La preclusione riguarda soltanto Ronaldinho o il dietro front apre le porte a una prima punta di peso come da mesi si augura Ancelotti? Adriano Galliani lascia intendere che il tecnico potrebbe essere accontentato: «Sono un appassionato di calcio brasiliano e penso che Kakà giochi meglio con un prima punta come Pippo, piuttosto che con Robinho e Ronaldinho». Ancelotti si allinea al pensiero societario e incrocia le dita: magari invece che Shevchenko e Ronaldinho arriverà il suo giocatore preferito: Drogba.

Il brasiliano del Barça prima sembrava una necessità, adesso è quasi un oggetto scomodo (e conteso dall'Inter). I maligni insinuano che sia stata solo una mossa elettorale, il Milan invece sostiene che sono cambiate alcune prerogative fondamentali: il prezzo del suo cartellino e l'umore dello spogliatoio. Ipotesi numero due: che sia un modo per fare diminuire le pretese del Barcellona? Bronzetti aspetta di conoscere la reazione di Laporta per relazionare a Galliani. Berlusconi non vuole pagare i 40 milioni chiesti dal club catalano e forse prova la strategia della retromarcia per ottenere uno sconto. Chi segue il Milan da vicino ha già detto a Berlusconi che servono investimenti pesanti per ringiovanire la rosa.

Il primo colpo è stato messo a segno: tra giovedì e venerdì è arrivata la firma dello svincolato Flamini. È costato euro zero, ma prenderà un bello stipendio: 4,5 milioni per quattro anni. Il francese è atterrato ieri sera a Milano, ha cenato con Galliani e oggi sarà sottoposto alle visite mediche. L'ad rossonero è euforico: «Era conteso da tutti, l'ultima settimana si è scatenato l'inferno». La rifondazione milanista parte dall'ex centrocampista dell'Arsenal che anche la Juve voleva.

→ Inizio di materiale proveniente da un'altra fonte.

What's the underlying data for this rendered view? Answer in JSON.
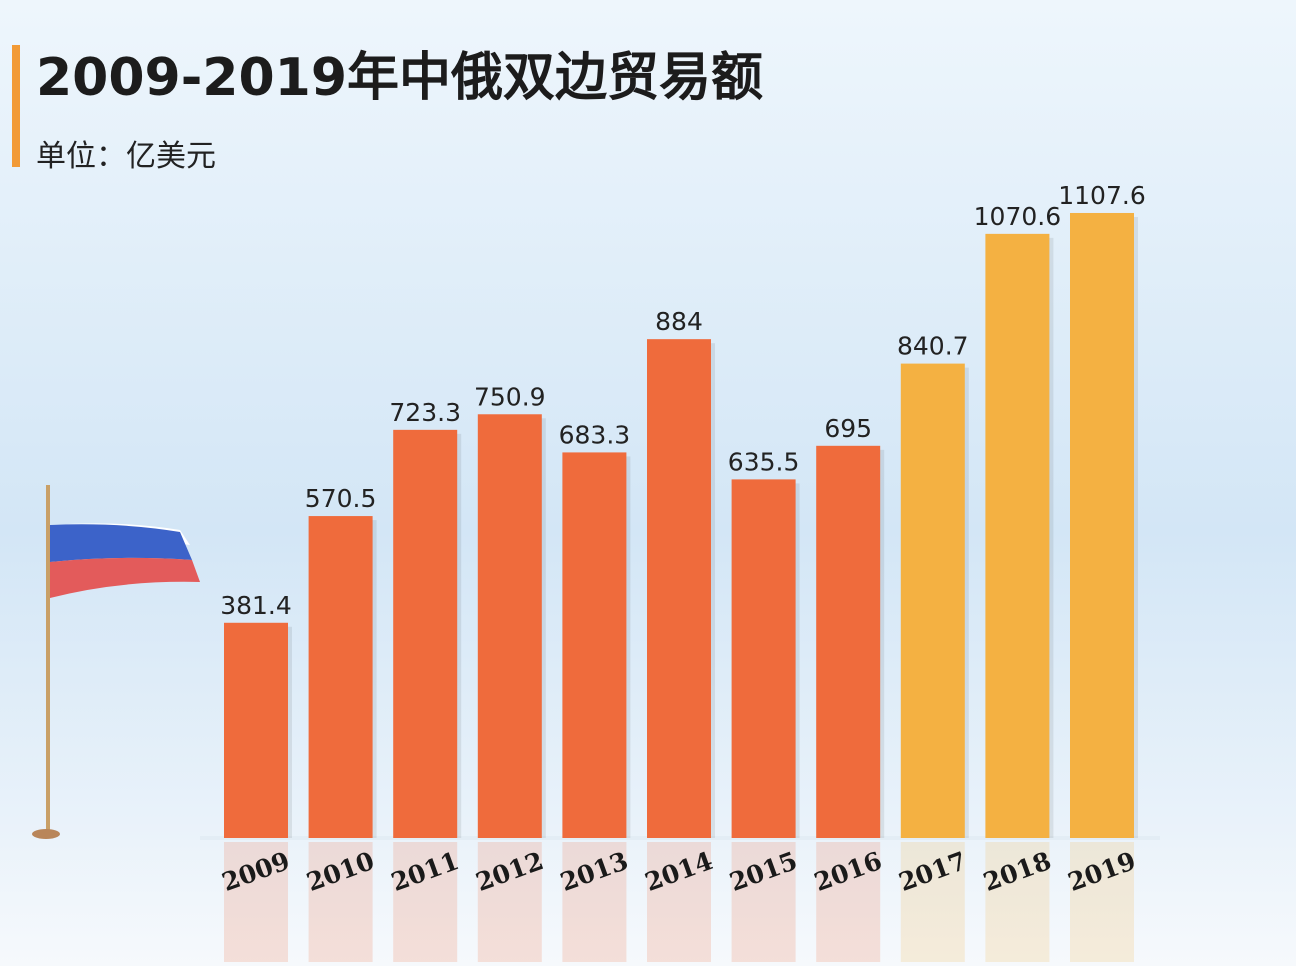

Berlusconi ieri era troppo felice per essersi riaffacciato alla zona Champions per addentrarsi nelle vicende di mercato. Il presidente ha lasciato lo stadio soddisfatto (ma nello spogliatoio ha sgridato Pato: «Dovevi entrare più deciso in partita»). «Nel finale c'è stato un grande batticuore, mi sono emozionato e stancato più negli ultimi 10 minuti che nei mesi di campagna elettorale» ha raccontato ai microfoni di Milan Channel. Poi, prima di salire in auto, ha commentato: «Era il derby che sognavo, il Milan ha giocato da Campione del mondo, in grande spolvero e con un fraseggio sensazionale. Potevamo vincere la partita solo in questo modo, con la nostra tecnica, considerando anche che loro avevano messo un uomo in marcatura su Pirlo». L'ultimo pensiero è andato a Inzaghi: «È un grande. Lo sappiamo tutti, magari trovassimo una clinica per ringiovanirlo». E la Champions? Berlusconi fa lo scaramantico: «Non dico nulla, incrociamo le dita. Nel frattempo faccio gli auguri all'Inter: domenica vincerà di sicuro lo scudetto».